All this, despite applying (and re-applying after a swim) SPF 50+ sunscreen spray.

spray burn 2
Image: Supplied

"I got the SPF 50+ [spray] to put on my legs and my backside because those are the parts ... I usually forget about and I didn't want to get a burnt bum," Briar told Mamamia.

"I applied it when I got to the beach, then went for a swim and applied it again on my legs. By that evening, I was so red, I had to have a cold shower," she said.


"I've never been burnt like that in my life and it literally came up within three to four hours."

Image via Facebook.

Briar had to seek medical clearance to be able to fly back to Melbourne two days later, and she was prescribed codeine and diazepam for her pain.

"My doctor was very worried about the swelling, she said to me, 'You need to get compression on them, you need to dress them, use this gel and get off your feet'," Briar said.

"She told me, 'If it hasn't gone down or if it doesn't improve within 24 hours you need to go to the burns clinic [at the hospital]."

spray burn 3
Image: Supplied.

CEO of Cancer Council Australia, Professor Sanchia Aranda, told Mamamia there are "a lot of issues" with the sunscreen spray products in terms of the way they are applied by many consumers.

"People tend to think about an aerosol [sunscreen] a bit like a mosquito spray," she said.

"You spray it in the general direction and there’s coverage on and therefore you think you'll be protected. When you put other sunscreen on your hand and you rub it on, you get a real sense that you are covered. With the sprays, it's a little bit harder.

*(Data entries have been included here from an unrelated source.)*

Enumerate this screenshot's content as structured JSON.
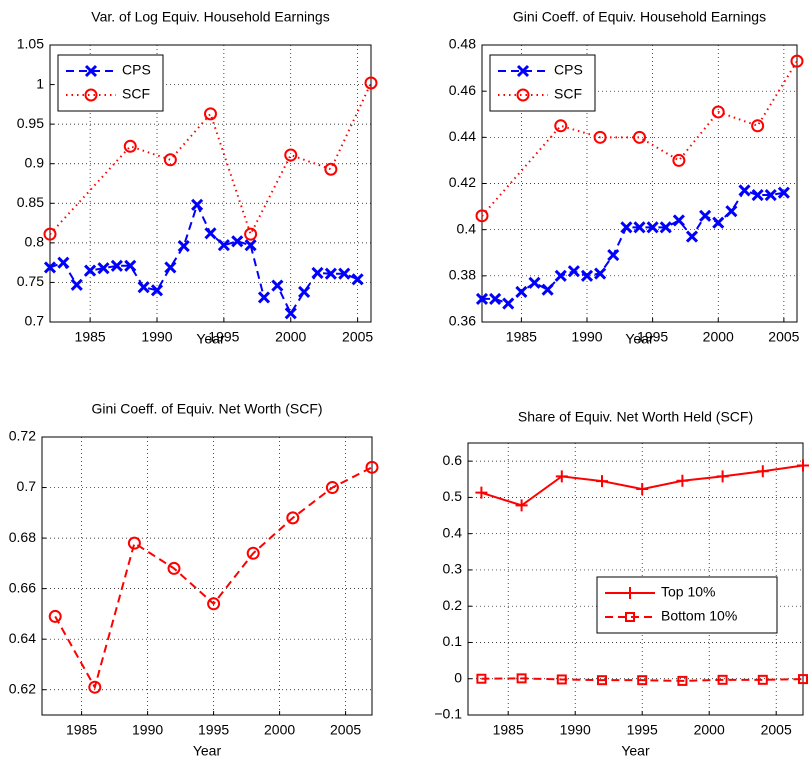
{
  "chart_data": [
    {
      "type": "line",
      "title": "Var. of Log Equiv. Household Earnings",
      "x_label": "Year",
      "xlim": [
        1982,
        2006
      ],
      "xticks": [
        1985,
        1990,
        1995,
        2000,
        2005
      ],
      "ylim": [
        0.7,
        1.05
      ],
      "yticks": [
        0.7,
        0.75,
        0.8,
        0.85,
        0.9,
        0.95,
        1,
        1.05
      ],
      "grid": true,
      "legend": "upper left",
      "series": [
        {
          "name": "CPS",
          "color": "#0000ff",
          "marker": "x",
          "linestyle": "dashed",
          "x": [
            1982,
            1983,
            1984,
            1985,
            1986,
            1987,
            1988,
            1989,
            1990,
            1991,
            1992,
            1993,
            1994,
            1995,
            1996,
            1997,
            1998,
            1999,
            2000,
            2001,
            2002,
            2003,
            2004,
            2005
          ],
          "values": [
            0.769,
            0.775,
            0.747,
            0.765,
            0.768,
            0.771,
            0.771,
            0.744,
            0.74,
            0.769,
            0.796,
            0.848,
            0.812,
            0.797,
            0.802,
            0.797,
            0.731,
            0.746,
            0.711,
            0.738,
            0.762,
            0.761,
            0.761,
            0.754
          ]
        },
        {
          "name": "SCF",
          "color": "#ff0000",
          "marker": "o",
          "linestyle": "dotted",
          "x": [
            1982,
            1988,
            1991,
            1994,
            1997,
            2000,
            2003,
            2006
          ],
          "values": [
            0.811,
            0.922,
            0.905,
            0.963,
            0.811,
            0.911,
            0.893,
            1.002
          ]
        }
      ]
    },
    {
      "type": "line",
      "title": "Gini Coeff. of Equiv. Household Earnings",
      "x_label": "Year",
      "xlim": [
        1982,
        2006
      ],
      "xticks": [
        1985,
        1990,
        1995,
        2000,
        2005
      ],
      "ylim": [
        0.36,
        0.48
      ],
      "yticks": [
        0.36,
        0.38,
        0.4,
        0.42,
        0.44,
        0.46,
        0.48
      ],
      "grid": true,
      "legend": "upper left",
      "series": [
        {
          "name": "CPS",
          "color": "#0000ff",
          "marker": "x",
          "linestyle": "dashed",
          "x": [
            1982,
            1983,
            1984,
            1985,
            1986,
            1987,
            1988,
            1989,
            1990,
            1991,
            1992,
            1993,
            1994,
            1995,
            1996,
            1997,
            1998,
            1999,
            2000,
            2001,
            2002,
            2003,
            2004,
            2005
          ],
          "values": [
            0.37,
            0.37,
            0.368,
            0.373,
            0.377,
            0.374,
            0.38,
            0.382,
            0.38,
            0.381,
            0.389,
            0.401,
            0.401,
            0.401,
            0.401,
            0.404,
            0.397,
            0.406,
            0.403,
            0.408,
            0.417,
            0.415,
            0.415,
            0.416
          ]
        },
        {
          "name": "SCF",
          "color": "#ff0000",
          "marker": "o",
          "linestyle": "dotted",
          "x": [
            1982,
            1988,
            1991,
            1994,
            1997,
            2000,
            2003,
            2006
          ],
          "values": [
            0.406,
            0.445,
            0.44,
            0.44,
            0.43,
            0.451,
            0.445,
            0.473
          ]
        }
      ]
    },
    {
      "type": "line",
      "title": "Gini Coeff. of Equiv. Net Worth (SCF)",
      "x_label": "Year",
      "xlim": [
        1982,
        2007
      ],
      "xticks": [
        1985,
        1990,
        1995,
        2000,
        2005
      ],
      "ylim": [
        0.61,
        0.72
      ],
      "yticks": [
        0.62,
        0.64,
        0.66,
        0.68,
        0.7,
        0.72
      ],
      "grid": true,
      "series": [
        {
          "color": "#ff0000",
          "marker": "o",
          "linestyle": "dashed",
          "x": [
            1983,
            1986,
            1989,
            1992,
            1995,
            1998,
            2001,
            2004,
            2007
          ],
          "values": [
            0.649,
            0.621,
            0.678,
            0.668,
            0.654,
            0.674,
            0.688,
            0.7,
            0.708
          ]
        }
      ]
    },
    {
      "type": "line",
      "title": "Share of Equiv. Net Worth Held (SCF)",
      "x_label": "Year",
      "xlim": [
        1982,
        2007
      ],
      "xticks": [
        1985,
        1990,
        1995,
        2000,
        2005
      ],
      "ylim": [
        -0.1,
        0.65
      ],
      "yticks": [
        {
          "value": -0.1,
          "label": "−0.1"
        },
        0,
        0.1,
        0.2,
        0.3,
        0.4,
        0.5,
        0.6
      ],
      "grid": true,
      "legend": "lower right",
      "series": [
        {
          "name": "Top 10%",
          "color": "#ff0000",
          "marker": "+",
          "linestyle": "solid",
          "x": [
            1983,
            1986,
            1989,
            1992,
            1995,
            1998,
            2001,
            2004,
            2007
          ],
          "values": [
            0.513,
            0.478,
            0.558,
            0.545,
            0.523,
            0.546,
            0.558,
            0.572,
            0.588
          ]
        },
        {
          "name": "Bottom 10%",
          "color": "#ff0000",
          "marker": "s",
          "linestyle": "dashed",
          "x": [
            1983,
            1986,
            1989,
            1992,
            1995,
            1998,
            2001,
            2004,
            2007
          ],
          "values": [
            0,
            0.001,
            -0.002,
            -0.004,
            -0.004,
            -0.006,
            -0.003,
            -0.003,
            -0.001
          ]
        }
      ]
    }
  ]
}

"If you’re out there in the sun, the sunscreen can blow away, you might have a fair bit of product coming out but it’s not all going on to your skin."

applying sunscreen
Image via iStock.

Professor Aranda recommends those who are using aerosol spray sunscreens to hold the can 15cm away from their skin, and spray for two seconds on each area of the skin.

"That’s actually quite a long time to get the right amount of sunscreen," she said.

While she doesn't recommend avoiding aerosol sunscreens altogether, Professor Aranda does urge that "people be more cautious in how they apply it".

In an interview with the ABC, dermatologist Dr Natasha Cook shared her concerns about spray-on sunscreens.

"I think if we're getting repeated incidents of people having problems using aerosol sprays we really do need to reconsider whether they should be available on the market," she said.